Foi por este motivo que a Constituição vedou apenas aos Militares (Policiais, Bombeiros e membros das Forças Armadas) o direito à sindicalização e greve, isto, pois, eles funcionam como última reserva de proteção da sociedade, constituem, e apenas eles, uma categoria diferenciada de servidores, não cabendo fazer tal extensão aos policias civis.

Ademais, os argumentos utilizados pelo Supremo podem ser facilmente utilizados para aniquilar por completo o direito fundamental à greve previsto expressamente na Constituição (art. 37, VII e art. 9º).

Vamos ponderar?

1-      Entre o direito fundamental a educação e o direito “egoístico” dos professores a greve por aumento de salário, qual deve prevalecer?

2-      Entre o direito fundamental à saúde e o direito “egoístico” dos médicos à greve por melhoria das condições de trabalho, qual deve prevalecer?

Vamos ampliar a vedação para a iniciativa privada?

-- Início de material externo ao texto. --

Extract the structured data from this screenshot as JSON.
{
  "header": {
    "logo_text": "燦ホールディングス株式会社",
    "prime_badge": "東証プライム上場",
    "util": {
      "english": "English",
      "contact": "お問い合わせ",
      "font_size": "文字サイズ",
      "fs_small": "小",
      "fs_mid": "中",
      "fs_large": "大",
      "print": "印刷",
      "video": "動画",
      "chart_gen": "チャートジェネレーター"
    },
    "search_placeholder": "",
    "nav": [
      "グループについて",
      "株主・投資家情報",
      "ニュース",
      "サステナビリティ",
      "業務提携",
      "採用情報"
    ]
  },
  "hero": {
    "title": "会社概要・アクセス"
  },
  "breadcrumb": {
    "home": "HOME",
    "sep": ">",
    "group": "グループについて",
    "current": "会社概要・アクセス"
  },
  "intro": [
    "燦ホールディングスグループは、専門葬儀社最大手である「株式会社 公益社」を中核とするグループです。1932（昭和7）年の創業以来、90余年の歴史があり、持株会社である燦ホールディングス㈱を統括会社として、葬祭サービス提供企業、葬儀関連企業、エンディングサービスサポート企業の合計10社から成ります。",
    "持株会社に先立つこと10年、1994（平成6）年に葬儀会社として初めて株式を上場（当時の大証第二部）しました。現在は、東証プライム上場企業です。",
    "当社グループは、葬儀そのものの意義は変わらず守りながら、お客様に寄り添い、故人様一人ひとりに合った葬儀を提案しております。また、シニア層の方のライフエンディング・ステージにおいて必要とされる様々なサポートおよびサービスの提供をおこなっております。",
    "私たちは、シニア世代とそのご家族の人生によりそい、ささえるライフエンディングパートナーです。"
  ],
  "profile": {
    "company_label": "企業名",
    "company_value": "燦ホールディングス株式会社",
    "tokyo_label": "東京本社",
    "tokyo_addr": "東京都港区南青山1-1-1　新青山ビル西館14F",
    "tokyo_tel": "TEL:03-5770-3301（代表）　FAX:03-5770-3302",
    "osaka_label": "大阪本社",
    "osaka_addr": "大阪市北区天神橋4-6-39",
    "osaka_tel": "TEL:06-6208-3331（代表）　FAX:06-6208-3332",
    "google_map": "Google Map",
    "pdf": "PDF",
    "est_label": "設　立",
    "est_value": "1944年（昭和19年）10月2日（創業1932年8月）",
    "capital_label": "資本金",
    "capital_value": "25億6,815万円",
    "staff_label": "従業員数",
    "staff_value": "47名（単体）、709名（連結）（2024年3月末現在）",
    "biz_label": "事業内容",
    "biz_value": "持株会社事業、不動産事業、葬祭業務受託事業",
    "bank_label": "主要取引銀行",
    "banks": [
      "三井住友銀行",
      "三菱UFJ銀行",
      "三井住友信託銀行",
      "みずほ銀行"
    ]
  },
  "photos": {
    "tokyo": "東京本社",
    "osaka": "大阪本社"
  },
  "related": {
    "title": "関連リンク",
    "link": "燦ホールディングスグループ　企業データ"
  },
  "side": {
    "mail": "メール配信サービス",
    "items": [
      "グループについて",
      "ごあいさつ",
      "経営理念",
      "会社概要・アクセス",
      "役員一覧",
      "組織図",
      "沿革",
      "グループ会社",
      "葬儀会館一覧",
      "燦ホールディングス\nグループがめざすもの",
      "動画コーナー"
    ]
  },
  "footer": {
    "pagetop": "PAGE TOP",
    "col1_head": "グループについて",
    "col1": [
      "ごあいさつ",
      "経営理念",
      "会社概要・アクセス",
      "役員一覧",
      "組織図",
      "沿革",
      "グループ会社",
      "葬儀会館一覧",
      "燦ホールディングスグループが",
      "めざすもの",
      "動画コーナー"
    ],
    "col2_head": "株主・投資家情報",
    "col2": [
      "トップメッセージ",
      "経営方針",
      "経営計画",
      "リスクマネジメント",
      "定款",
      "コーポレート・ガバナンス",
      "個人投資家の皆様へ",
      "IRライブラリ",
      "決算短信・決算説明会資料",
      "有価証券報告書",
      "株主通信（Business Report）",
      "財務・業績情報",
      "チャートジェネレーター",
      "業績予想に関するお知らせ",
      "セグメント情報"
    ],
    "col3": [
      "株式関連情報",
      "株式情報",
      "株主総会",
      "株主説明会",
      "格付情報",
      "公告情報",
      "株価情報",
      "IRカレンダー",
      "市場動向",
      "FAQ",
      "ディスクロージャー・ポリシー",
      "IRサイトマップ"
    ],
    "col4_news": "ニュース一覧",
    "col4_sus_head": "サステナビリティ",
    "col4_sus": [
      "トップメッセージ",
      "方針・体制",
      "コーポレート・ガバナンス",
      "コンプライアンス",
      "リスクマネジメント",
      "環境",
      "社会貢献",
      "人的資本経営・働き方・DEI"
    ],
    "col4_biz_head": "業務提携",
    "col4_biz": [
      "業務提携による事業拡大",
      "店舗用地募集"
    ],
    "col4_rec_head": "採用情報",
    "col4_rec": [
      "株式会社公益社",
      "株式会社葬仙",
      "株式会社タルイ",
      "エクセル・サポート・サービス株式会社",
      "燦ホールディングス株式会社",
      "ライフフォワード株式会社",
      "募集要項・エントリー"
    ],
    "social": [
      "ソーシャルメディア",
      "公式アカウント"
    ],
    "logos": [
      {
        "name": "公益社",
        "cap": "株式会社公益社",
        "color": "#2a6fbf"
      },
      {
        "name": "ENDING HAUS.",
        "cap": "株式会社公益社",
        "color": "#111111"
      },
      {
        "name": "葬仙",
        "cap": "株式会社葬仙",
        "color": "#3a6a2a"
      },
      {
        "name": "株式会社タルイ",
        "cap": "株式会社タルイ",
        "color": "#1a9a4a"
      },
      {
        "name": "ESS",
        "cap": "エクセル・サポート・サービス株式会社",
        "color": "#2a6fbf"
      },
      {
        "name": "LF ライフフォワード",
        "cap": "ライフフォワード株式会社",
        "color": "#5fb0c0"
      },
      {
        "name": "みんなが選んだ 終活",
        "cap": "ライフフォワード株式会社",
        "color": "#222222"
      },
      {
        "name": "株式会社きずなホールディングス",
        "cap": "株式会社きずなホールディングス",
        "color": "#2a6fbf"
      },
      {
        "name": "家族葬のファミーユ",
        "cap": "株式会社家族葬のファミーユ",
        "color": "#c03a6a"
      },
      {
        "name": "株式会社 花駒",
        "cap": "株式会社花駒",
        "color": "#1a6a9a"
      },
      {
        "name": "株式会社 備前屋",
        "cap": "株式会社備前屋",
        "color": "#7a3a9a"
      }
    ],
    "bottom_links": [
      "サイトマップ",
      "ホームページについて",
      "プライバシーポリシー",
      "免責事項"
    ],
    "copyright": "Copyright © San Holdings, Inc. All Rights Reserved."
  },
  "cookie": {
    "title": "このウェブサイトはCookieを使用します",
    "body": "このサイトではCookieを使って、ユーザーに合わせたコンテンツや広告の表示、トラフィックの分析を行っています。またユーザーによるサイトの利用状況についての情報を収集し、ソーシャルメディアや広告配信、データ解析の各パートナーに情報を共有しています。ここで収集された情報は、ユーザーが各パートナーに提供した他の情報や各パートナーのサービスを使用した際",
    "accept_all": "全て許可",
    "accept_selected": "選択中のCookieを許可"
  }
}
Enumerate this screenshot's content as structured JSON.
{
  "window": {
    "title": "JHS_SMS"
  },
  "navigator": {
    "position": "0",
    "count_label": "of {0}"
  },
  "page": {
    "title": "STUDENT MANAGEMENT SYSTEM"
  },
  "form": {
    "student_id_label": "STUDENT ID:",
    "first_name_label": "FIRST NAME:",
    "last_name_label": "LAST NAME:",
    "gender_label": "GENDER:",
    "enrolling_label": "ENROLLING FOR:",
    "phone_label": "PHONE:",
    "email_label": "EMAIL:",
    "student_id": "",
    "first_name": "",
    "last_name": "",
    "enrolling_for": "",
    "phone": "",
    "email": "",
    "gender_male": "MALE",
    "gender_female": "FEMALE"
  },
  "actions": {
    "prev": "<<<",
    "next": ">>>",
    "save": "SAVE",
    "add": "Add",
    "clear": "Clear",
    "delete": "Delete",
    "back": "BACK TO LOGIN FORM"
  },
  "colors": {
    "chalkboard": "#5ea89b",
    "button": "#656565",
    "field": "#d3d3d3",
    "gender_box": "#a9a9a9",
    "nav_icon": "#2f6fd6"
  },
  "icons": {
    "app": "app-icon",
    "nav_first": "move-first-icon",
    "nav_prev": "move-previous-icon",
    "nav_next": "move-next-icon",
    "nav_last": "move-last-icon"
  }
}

Como sabemos, alguns serviços públicos podem ser prestados por empresas privadas em regime de concessão, permissão ou autorização, cujos empregados estão sob o regime privado da CLT; vejamos:

1-      Entre o direito fundamental da sociedade ao transporte público (art. 6º, CF) ou o direito “egoístico” dos motoristas de ônibus à greve por aumento de salário, qual deve prevalecer?

2-      Entre o direito da sociedade à coleta do lixo e a limpeza dos logradouros - serviço público essencial, ligado à saúde pública - e o direito dos trabalhadores do setor à greve por melhoria das condições de trabalho, qual de deve prevalecer?

Destarte, a ponderação de interesses deve ser usada com extrema cautela para não fazer de direitos fundamentais letra morta, não pode tal ponderação ser utilizada para reescrever a Constituição ao sabor das conveniências de interesses políticos dos grupos de poder.

Assim sendo, a própria Carta Constitucional contém solução para o conflito de interesses entre o direto à greve dos servidores civis da segurança pública e o direito social à ordem pública, qual seja: o emprego da Polícia Militar em substituição aos órgãos policiais paralisados e, se necessário, no mesmo contexto fático, a utilização das Forças Armadas em conjunto com a PM.

É por esta razão que a CF vedou greve aos militares e não aos demais servidores, tal solução preservaria o direito fundamental à greve dos servidores civis (conforme previsto originariamente na CF) e o direito da sociedade à ordem pública.

*Procurador do Município de Sorocaba; Foi Policial Militar em São Paulo; Bacharel em Direito; pós-graduado em Direito Militar pela Universidade Cruzeiro do Sul.